FILE PHOTO: The logo of Samsung is seen on a building during the Mobile World Congress in Barcelona, Spain February 25, 2018. REUTERS/Yves Herman
November 24, 2021
By Tina Bellon
AUSTIN, Texas (Reuters) – Williamson County Judge Bill Gravell is the first to admit few people had heard of his small town of Taylor in Central Texas before South Korean conglomerate Samsung announced it was building its new $17 billion chip factory there.
The Electronics Co Ltd plant, which is expected to produce advanced high-performance chips, is hailed by local, state and U.S. officials as an important step in shoring up domestic chip supply and reducing dependence on Chinese production.
“Today, Taylor, Texas might be better known around the world than any other city in central Texas,” Gravell, the county’s top elected official, said during a Wednesday interview.
Gravell attributed the success of Tuesday’s announcement to direct collaboration with Texas Governor Greg Abbott’s office, who he said got personally involved to secure the plant’s electricity supply with Sempra Energy’s Oncor Electric Delivery Co.
Gravell said Oncor’s Chief Executive Allen Nye met with Samsung President Jung-bae Lee in Austin earlier this year to assure the company that industrial users on Oncor’s network did not suffer outages during last winter’s massive Texas snow storm.

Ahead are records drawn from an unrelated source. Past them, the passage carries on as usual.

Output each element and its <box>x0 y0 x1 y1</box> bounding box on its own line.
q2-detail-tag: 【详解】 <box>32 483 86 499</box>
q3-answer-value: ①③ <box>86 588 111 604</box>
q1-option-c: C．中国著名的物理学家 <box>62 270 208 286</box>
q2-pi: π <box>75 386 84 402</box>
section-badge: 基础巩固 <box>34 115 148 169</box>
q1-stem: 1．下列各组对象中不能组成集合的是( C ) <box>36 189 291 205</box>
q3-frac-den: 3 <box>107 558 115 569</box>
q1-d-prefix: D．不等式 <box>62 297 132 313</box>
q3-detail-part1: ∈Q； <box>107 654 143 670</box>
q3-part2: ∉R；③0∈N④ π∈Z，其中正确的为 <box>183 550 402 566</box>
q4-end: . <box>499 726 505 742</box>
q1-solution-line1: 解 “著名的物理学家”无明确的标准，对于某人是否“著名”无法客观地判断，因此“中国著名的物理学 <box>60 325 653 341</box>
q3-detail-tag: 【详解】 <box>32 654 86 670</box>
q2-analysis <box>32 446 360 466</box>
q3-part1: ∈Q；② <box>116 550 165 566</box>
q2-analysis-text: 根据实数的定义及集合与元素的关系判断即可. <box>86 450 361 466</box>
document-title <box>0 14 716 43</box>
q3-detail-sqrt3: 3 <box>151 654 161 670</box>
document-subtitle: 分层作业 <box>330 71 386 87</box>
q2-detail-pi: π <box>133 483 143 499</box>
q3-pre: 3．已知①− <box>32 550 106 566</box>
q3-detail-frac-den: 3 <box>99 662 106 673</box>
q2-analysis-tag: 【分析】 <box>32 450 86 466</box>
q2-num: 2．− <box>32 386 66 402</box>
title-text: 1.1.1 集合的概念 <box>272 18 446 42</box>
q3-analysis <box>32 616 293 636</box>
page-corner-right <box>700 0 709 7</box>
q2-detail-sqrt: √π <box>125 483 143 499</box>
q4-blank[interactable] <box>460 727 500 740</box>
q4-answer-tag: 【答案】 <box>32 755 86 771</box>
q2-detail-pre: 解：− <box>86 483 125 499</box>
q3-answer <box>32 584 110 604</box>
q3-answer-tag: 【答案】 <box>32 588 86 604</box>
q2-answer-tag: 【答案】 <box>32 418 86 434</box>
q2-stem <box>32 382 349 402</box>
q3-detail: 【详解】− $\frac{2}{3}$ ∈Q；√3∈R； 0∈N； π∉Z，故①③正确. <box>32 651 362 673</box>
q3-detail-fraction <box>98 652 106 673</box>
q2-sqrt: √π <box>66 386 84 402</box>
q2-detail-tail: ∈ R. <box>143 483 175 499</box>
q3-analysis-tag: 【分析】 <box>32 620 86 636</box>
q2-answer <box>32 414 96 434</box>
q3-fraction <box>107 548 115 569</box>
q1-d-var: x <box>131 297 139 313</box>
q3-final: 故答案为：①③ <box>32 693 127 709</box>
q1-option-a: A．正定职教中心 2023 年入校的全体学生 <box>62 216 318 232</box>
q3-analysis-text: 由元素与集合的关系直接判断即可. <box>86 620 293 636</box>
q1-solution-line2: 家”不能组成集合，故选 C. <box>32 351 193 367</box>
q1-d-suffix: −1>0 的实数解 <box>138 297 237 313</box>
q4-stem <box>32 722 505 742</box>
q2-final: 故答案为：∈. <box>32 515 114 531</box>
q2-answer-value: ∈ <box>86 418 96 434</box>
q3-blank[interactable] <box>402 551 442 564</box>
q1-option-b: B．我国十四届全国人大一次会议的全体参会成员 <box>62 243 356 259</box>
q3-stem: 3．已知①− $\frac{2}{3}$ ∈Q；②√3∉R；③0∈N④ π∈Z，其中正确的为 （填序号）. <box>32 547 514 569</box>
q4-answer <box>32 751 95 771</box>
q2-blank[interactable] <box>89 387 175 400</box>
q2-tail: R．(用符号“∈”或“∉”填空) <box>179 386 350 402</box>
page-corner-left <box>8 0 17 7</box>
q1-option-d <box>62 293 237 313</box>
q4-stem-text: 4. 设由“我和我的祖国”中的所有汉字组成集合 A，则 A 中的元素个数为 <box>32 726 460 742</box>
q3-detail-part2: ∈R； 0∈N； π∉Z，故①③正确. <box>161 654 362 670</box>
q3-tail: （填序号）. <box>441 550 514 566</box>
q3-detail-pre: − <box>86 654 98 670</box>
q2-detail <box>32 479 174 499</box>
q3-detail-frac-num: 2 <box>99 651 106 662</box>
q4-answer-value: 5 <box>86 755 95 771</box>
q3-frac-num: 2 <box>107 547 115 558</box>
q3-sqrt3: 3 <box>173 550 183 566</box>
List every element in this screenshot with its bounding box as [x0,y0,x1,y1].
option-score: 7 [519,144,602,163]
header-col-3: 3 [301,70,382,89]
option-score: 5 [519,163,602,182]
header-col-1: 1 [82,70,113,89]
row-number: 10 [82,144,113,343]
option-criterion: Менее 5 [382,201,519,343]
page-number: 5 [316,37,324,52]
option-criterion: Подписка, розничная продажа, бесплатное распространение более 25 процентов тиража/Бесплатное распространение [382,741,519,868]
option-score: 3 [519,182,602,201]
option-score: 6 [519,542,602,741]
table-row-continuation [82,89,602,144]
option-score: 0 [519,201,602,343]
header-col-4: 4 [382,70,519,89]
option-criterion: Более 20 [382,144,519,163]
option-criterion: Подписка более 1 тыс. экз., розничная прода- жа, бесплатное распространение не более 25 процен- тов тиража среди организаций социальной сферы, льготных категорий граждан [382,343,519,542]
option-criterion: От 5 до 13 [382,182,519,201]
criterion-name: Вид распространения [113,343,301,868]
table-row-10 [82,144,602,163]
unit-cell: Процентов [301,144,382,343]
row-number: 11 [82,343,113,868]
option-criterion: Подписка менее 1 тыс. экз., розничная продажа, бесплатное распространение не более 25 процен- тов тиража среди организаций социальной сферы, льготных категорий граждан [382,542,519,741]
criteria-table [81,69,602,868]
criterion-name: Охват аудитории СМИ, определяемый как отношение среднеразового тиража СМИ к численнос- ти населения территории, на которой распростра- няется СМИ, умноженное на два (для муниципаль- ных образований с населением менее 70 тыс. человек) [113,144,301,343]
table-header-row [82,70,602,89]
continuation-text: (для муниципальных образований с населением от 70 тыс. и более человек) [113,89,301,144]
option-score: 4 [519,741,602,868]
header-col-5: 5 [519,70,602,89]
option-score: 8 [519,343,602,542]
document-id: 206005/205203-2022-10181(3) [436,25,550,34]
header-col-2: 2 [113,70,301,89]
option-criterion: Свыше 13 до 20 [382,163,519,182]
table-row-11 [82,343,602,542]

Samsung has also struck an agreement with Canadian EPCOR Utilities Inc to build a water pipeline to the plant from Alcoa, 25 miles (40 km) east of Taylor, Gravell said.
“This plant will not affect any existing water sources, it’s a brand new water source brought in by Samsung,” he said.
The county judge said state officials from the economic development department also helped him navigate international business talks, recommending to him a book on Asian culture.
“I wasn’t necessarily sure how to negotiate with Koreans, I’ve never had that experience before,” Gravell said. “I studied up and learned the chapters by heart.”
Samsung has not specified what the new plant will make beyond advanced logic chips which can be used to power mobile devices and autonomous vehicles.
Gravell said company executives told him they did not know the technical specifics of the chips to be manufactured at the new factory yet because today’s technology might be outdated in a few years.
Samsung said the plant, which is projected to create 2,000 high-tech jobs, would start production in the second half of 2024.